Por su parte, los medicamentos también suben a un ritmo más elevado que la inflación. Para retratar el panorama, solo en 2024 la facturación de los laboratorios argentinos subió más de 330 por ciento. En ese lapso, la compra de remedios disminuyó un 15 por ciento. Por lo tanto, esto significa que las empresas ganan cada vez más y producen cada vez menos. Mientras tanto, miles de personas interrumpen sus tratamientos porque no pueden pagarlos y el Estado ya no otorga descuentos o beneficios.
Los números que desnudan la crisis
Los despidos, el cierre de institutos y programas, el desfinanciamiento del PAMI y de los hospitales, la falta de acceso a las vacunas, los bajos salarios y el aumento indiscriminado de las prepagas en treinta meses tiene resultados a la vista. Argentina registró el brote de sarampión más importante de los últimos años, el aumento de casos y fallecidos por tos convulsa, la suba de personas con sífilis y el incremento de la mortalidad materna.

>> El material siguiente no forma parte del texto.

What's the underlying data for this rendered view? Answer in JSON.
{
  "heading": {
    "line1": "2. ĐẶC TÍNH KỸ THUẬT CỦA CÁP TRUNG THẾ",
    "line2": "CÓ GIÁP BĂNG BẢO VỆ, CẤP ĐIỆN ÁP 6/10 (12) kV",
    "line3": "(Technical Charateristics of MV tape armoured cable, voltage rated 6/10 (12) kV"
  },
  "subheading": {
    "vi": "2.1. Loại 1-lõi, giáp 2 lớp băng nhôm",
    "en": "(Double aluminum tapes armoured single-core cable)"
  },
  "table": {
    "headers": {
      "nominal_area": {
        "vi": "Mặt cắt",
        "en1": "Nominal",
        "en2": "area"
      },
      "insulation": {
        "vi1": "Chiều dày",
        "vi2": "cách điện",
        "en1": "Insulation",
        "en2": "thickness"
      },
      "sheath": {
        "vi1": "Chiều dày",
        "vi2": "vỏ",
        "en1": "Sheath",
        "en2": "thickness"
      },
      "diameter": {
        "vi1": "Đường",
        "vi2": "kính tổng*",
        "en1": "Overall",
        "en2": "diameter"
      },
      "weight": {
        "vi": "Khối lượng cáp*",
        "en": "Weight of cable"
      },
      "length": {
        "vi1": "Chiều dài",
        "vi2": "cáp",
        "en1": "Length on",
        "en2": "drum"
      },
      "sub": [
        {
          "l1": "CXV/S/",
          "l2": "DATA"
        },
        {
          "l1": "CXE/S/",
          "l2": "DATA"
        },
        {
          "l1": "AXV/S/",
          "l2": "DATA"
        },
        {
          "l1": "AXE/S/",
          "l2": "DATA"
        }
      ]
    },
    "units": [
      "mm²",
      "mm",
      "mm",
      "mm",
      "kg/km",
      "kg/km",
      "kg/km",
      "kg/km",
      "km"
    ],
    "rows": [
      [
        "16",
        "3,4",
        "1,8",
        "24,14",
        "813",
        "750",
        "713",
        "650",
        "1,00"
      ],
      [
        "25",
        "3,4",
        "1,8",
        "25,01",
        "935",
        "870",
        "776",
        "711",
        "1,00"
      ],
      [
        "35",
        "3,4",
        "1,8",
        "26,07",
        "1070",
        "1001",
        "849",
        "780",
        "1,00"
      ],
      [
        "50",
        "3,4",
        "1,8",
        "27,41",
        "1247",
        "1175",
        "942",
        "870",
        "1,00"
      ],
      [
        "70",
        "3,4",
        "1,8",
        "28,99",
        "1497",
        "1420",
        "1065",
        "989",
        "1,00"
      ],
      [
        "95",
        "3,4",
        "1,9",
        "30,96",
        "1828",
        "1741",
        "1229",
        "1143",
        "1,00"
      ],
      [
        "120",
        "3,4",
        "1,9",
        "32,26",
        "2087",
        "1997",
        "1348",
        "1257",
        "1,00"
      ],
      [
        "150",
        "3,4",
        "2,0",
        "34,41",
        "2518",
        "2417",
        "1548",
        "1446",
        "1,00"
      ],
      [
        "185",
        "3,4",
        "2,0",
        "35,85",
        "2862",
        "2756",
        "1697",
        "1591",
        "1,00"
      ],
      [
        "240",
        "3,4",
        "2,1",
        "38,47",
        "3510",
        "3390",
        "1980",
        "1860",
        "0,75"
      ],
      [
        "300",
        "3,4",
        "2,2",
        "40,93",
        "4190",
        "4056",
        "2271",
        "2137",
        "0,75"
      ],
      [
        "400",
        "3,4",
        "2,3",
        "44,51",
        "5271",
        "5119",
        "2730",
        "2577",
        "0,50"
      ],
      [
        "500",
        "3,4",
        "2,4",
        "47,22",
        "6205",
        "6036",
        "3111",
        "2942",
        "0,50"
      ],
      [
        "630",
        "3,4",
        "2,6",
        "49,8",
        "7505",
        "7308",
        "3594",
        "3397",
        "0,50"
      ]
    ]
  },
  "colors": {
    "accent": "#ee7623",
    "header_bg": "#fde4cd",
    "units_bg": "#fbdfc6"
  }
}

Según un documento publicado por el ministerio de Salud de la Nación, en 2024 aumentó un 37 por ciento la cantidad de mujeres que fallecieron por causas relacionadas al embarazo, el parto o el puerperio. Esta cifra representa el valor más alto desde 2010. También, ese informe señala el aumento de la tasa de mortalidad infantil y neonatal, que escaló de 8 a 8,5 por cada mil nacidos vivos y obtuvo el registro más alto desde 2022.
Con la llegada del frío, el ministro de Salud bonaerense, Nicolás Kreplak, advirtió que la falta de planificación nacional en la ejecución de la campaña de vacunación y la quita de los medicamentos del Plan Remediar son algunas de las causas en el aumento de la cantidad de personas con enfermedades respiratorias. “En los hospitales del conurbano bonaerense ya tenemos un 57 por ciento de aumento en las consultas pediátricas por guardia, un 55 por ciento en la ocupación de camas de terapia intensiva pediátricas y un 80 por ciento en adultos”, señaló a través de X.

Como si no fuera suficiente, el número de personas con diabetes internadas en los hospitales bonaerenses aumentó cerca del 200 por ciento en los últimos dos años. Al mismo tiempo, también subieron las internaciones por enfermedades cardiovasculares y por problemáticas vinculadas a la salud mental.
En abril pasado, el gobierno nacional hirió de muerte al Plan Remediar, al que le quitó 76 de los 79 medicamentos esenciales que proveía de forma gratuita en el primer nivel de atención. Para tomar dimensión, hasta el momento del anuncio, el programa abastecía a más de 8 mil centros de salud y garantizaba los remedios a más de 20 millones de personas. Sin embargo, el desguace tenía final cantado. Por ejemplo, en Tierra del Fuego, la dispensa de medicamentos descendió cerca del 70 por ciento en dos años y pasó de 143 mil unidades en 2023 a 42 mil en 2025.